Amino acid content information derived from neutral losses in ETD spectrum resolves the ambiguity of peptide identification from accurate mass-based protein database searching [4351]. There are eight candidate sequences (left panel) from human LysC peptide database that pass the accurate mass filtering (1622.71992 ± 3 ppm). From the ETD tandem mass spectrum (scan number 1286), we conclude that the precursor peptide contains aspartic acid, cysteine, and also must contain either glutamine or asparagine. Applying this information filters out seven peptides and leaves only one candidate – SVSGTDVQEECREK (right panel), which is the same peptide identified by database searching

To gain a more complete understanding of the value of neutral loss peaks for identifying peptides, we performed a large-scale SQL query in which we used 1474 MS/MS spectra to generate the SQL query from each. A Perl script was written to connect to and query the human LysC peptide database. Approximately 7% of these SQL queries lead to unique peptide identification. Figure 6 displays the frequency histograms of number of distinct peptides from SQL queries against the human LysC peptide database. Comparing with the SQL queries using only mass accuracy with the same level of tolerance (±3 ppm), we observe a significant shift towards a much narrower list of candidate sequences as a result of the extra information amino acid contents derived from the neutral losses provides. By adding side chain loss information, the median number of sequence candidates from accurate mass query is reduced from 21 to 8.

Figure 6
figure 6

Histograms showing the frequency of sequence candidates from SQL query against the human LysC in silico digested peptide database using information either only from accurate mass (red) or from accurate mass and amino acid composition automatically derived from ETD neutral losses (blue)

4 Conclusion

The neutral losses that occur following ETD were characterized by use of an Orbitrap mass analyzer with high resolving power in a large-scale manner.

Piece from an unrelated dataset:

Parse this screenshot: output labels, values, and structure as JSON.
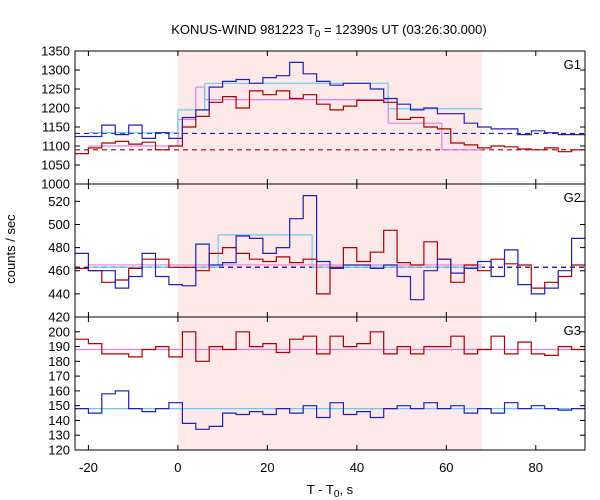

Most of the observed neutral losses match with those previously reported within the SwedECD database. With the high mass accuracy achieved with the Orbitrap mass analyzer, we identified a unique chemical formula for many neutral losses in ETD spectra and linked them to the side chains of specific amino acids. We also explored the efficiency of combining the accurate mass and amino acid content derived from neutral losses in ETD spectra to query human protein database. We showed that unique peptides could be identified by using accurate mass and side chain loss information; the specificity of accurate mass queries were improved significantly by adding side chain loss information (the median of sequence candidates reduced from 21 to 8). This may provide a useful method for either filtering out false positive identifications or identifying candidate sequences directly from information about their mass and amino acid contents.